OBJECTIVE(S): The ProPublica Surgeon Scorecard is the first nationwide, multispecialty public reporting of individual surgeon outcomes. However, many question ProPublica’s previously undescribed outcome measure (composite of in-hospital Mortality and 30-Day Readmission) which excludes all inpatient complications. Our objective was to examine the validity of ProPublica’s measure by (1) comparing performance on ProPublica’s outcome measure to well-established postoperative outcome measures and (2) assessing the proportion of complications missed by ProPublica’s exclusion of inpatient complications.
METHODS: Using ACS-NSQIP data (2011-2014) for ProPublica operations and all general surgery cases, risk-adjusted performance on the ProPublica measure was compared to established outcome measure performance (e.g., Death/Serious Morbidity, Mortality) using hierarchical regression models. In addition, the proportion of 30-day complications missed by ProPublica’s measure was assessed by determining the proportion of complications which occur as an inpatient versus after discharge.
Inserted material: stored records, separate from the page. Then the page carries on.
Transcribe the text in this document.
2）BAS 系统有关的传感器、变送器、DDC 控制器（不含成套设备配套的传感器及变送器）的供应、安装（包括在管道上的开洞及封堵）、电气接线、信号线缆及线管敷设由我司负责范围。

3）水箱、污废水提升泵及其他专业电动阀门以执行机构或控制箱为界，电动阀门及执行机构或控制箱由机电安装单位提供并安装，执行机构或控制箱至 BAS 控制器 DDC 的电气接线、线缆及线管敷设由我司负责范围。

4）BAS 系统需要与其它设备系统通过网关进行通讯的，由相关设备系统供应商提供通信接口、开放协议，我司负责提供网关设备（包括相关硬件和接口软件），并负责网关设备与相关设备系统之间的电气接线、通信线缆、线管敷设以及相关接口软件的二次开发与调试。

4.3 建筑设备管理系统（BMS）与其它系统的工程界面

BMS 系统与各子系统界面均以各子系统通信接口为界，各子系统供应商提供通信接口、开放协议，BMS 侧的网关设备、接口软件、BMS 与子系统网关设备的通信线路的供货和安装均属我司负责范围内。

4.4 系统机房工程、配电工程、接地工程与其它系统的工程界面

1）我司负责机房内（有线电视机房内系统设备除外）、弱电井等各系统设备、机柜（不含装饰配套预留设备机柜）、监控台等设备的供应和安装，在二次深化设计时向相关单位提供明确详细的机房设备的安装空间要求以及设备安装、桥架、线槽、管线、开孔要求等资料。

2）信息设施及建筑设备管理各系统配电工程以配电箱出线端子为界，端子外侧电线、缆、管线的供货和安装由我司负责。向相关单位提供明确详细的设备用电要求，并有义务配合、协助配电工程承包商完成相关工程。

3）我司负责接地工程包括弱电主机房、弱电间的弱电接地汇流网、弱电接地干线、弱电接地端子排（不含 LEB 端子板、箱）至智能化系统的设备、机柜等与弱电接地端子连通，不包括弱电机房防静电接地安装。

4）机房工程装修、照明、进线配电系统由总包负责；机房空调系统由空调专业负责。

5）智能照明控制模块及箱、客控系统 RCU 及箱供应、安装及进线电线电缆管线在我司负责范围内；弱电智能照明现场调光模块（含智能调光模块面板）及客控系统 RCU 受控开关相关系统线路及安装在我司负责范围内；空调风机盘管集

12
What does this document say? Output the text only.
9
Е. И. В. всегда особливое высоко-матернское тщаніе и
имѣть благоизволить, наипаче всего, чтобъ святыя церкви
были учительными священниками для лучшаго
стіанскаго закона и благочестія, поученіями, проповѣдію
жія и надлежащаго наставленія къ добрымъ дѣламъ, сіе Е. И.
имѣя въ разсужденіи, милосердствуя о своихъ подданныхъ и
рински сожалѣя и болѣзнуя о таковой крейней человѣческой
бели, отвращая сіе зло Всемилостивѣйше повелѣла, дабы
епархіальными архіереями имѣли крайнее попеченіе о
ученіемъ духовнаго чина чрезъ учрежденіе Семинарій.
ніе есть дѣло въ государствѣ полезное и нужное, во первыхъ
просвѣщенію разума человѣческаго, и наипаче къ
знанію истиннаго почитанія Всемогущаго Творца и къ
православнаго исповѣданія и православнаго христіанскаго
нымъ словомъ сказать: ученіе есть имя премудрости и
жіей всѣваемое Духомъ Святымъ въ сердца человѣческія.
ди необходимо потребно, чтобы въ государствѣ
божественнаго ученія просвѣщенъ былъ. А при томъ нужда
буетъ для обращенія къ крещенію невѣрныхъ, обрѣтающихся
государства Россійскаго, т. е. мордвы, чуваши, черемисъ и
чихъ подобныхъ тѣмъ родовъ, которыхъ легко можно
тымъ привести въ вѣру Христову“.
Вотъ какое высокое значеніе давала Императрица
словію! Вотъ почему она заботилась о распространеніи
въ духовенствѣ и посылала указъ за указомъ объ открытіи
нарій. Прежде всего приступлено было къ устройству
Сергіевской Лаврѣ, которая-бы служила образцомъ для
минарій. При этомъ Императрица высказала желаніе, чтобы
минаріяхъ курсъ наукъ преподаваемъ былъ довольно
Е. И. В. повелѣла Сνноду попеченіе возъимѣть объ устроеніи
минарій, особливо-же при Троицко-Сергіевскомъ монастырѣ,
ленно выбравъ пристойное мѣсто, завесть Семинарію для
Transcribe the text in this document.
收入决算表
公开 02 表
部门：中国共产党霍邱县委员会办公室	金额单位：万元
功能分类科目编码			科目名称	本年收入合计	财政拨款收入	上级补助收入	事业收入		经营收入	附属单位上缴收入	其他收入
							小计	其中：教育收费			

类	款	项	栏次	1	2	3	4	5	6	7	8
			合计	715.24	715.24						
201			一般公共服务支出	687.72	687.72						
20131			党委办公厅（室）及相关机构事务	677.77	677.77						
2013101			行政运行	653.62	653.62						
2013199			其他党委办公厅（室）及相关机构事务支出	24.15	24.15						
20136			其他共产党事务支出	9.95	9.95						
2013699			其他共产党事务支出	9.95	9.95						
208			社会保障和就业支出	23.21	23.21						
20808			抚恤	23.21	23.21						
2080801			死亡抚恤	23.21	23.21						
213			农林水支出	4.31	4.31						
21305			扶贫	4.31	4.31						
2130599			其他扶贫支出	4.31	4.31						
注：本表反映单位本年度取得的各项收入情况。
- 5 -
RESULTS: For all general surgery cases, the ProPublica adjusted complication measure correlated poorly with Death/Serious Morbidity (Pearson r=0.324, p<0.001), Mortality (r=0.163, p<0.001), Serious Morbidity (r=0.182, p<0.001), and SSI (r=0.210, p<0.001). ProPublica’s complication measure correlated strongly with the Readmission measure (r=0.978, p <0.001). Results were similar when examining individual operations separately (laparoscopic cholecystectomy, prostatectomy, knee replacement). For all eight ProPublica operations, the ProPublica outcome measure missed, on average, the 87% of complications occurring during inpatient hospitalization (range: 57% missed for TURP to 90% missed for knee replacement).
CONCLUSIONS: As ProPublica’s new complication measure correlates poorly with well-established postoperative outcomes and misses nearly 90% of postoperative complications, the validity of the ProPublica Surgeon Scorecard is suspect.